Directed assembly of cell-laden microgels for fabrication of 3D tissue constructs

Abstract

We present a bottom-up approach to direct the assembly of cell-laden microgels to generate tissue constructs with tunable microarchitecture and complexity. This assembly process is driven by the tendency of multiphase liquid-liquid systems to minimize the surface area and the resulting surface free energy between the phases. We demonstrate that shape-controlled microgels spontaneously assemble within multiphase reactor systems into predetermined geometric configurations.

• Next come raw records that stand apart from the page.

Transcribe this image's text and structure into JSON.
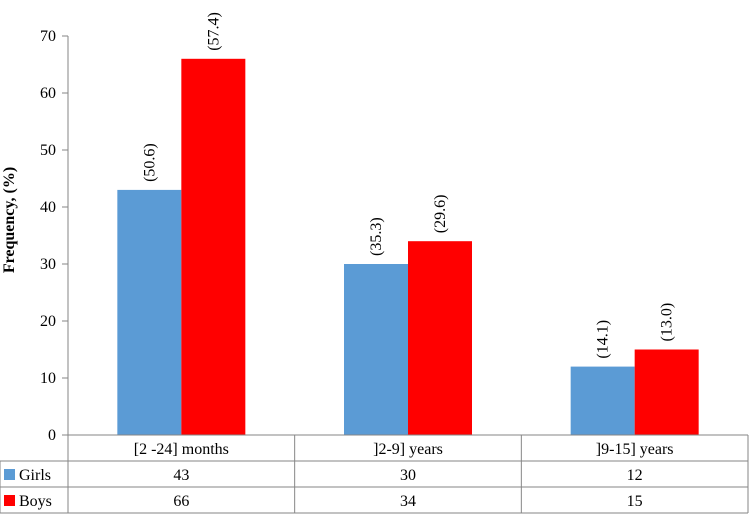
{
  "chart_data": {
    "type": "bar",
    "categories": [
      "[2 -24] months",
      "]2-9] years",
      "]9-15] years"
    ],
    "series": [
      {
        "name": "Girls",
        "values": [
          43,
          30,
          12
        ],
        "labels": [
          "(50.6)",
          "(35.3)",
          "(14.1)"
        ],
        "color": "#5b9bd5"
      },
      {
        "name": "Boys",
        "values": [
          66,
          34,
          15
        ],
        "labels": [
          "(57.4)",
          "(29.6)",
          "(13.0)"
        ],
        "color": "#ff0000"
      }
    ],
    "ylabel": "Frequency, (%)",
    "ylim": [
      0,
      70
    ],
    "yticks": [
      0,
      10,
      20,
      30,
      40,
      50,
      60,
      70
    ],
    "grid": false,
    "data_table": true
  }
}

Furthermore, we characterize the parameters that influence the assembly process, such as external energy input, surface tension, and microgel dimensions. Finally, we show that multicomponent cell-laden constructs could be generated by assembling microgel building blocks and performing a secondary cross-linking reaction. This bottom-up approach for the directed assembly of cell-laden microgels provides a powerful and highly scalable approach to form biomimetic 3D tissue constructs and opens a paradigm for directing the assembly of mesoscale materials.

Fig. 1.

Schematic diagram of microgel assembly process. Microgel units were synthesized by photolithography, transferred into a dish containing mineral oil, and subjected to mechanical agitation applied by manually manipulating a pipette-tip in a back-and-forth manner. Four structural types of microgel assemblies were observed: linear, branched, random, and offset. Secondary cross-linking was achieved by exposing the microgel assemblies to UV light. (Scale bars, 200 μm.)

Fig. 2.

Optimization of the microgel assembly. Effects of (A) agitation rate (fast, medium, and slow), (B) agitation time, and (C) the addition of surfactant on microgel assembly. Compositions of linear, branched, or random microgel assemblies were compared. Average chain length of linear assemblies with SD was also labeled in B and C. Data are means ± SD, n = 3. *, P < 0.05; **, P < 0.01. N.S., not significant.

Fig. 3.

Effects of the microgel dimensions on microgel assembly. (A) Assembly composition and (B) average chain length of linear, branched, or random microgel assemblies containing microgel units with different aspect ratios were compared (phase image in B). Data are means ± SD, n = 3. *, P < 0.05. N.S., not significant.

Fig. 4.

Secondary cross-linking of the microgel assembles. (A) Dissociated microgel assemblies after replacing mineral oil with culture medium without secondary cross-linking. (B) Stabilized microgel assemblies in culture medium after secondary cross-linking. (C) Dissociated microgel assemblies after secondary cross-linking with removed residual prepolymer. (D–F) Diffusion of dyes through the hydrogel. (D) Free diffusion of rhodamine-dextran (M_r = 10 kDa) out of the hydrogel into PBS. (E) Two groups of microgels labeled with rhodamine-dextran or FITC-dextran (M_r = 2,000 kDa) were assembled, and the rhodamine-dextran diffused throughout the entire hydrogel assembly. (F) Microgel assemblies with FITC-dextran- or Nile red-stained microgels. (G–I) Microbead-containing and plain microgels were used to model microgels containing two types of cells by varying the initial mixing ratios of these two types of microgels (1:1, 2:1, and 4:1, respectively). (Scale bars, 200 μm.)

Fig. 5.

Cell-laden microgel assemblies. (A) Phase-contrast and fluorescence images of cell-laden (NIH 3T3) microgel assemblies after first and secondary cross-linking, respectively, to show the morphology. (B) Quantified cell viability after each step in the procedure to form hydrogel aggregates. (Scale bars, 100 μm.)

Fig. 6.

Directed assembly of lock-and-key-shaped microgels. (A) Fluorescence images of cross-shaped microgels stained with FITC-dextran. (B) Rod-shaped microgels stained with Nile red. (C–H) Phase-contrast and fluorescence images of lock-and-key assemblies with one to three rods per cross. (I and J) Fluorescence images of microgel assembly composed of cross-shaped microgels containing red-stained cells, and rod-shaped microgels containing green-stained cells. (Scale bars, 200 μm.)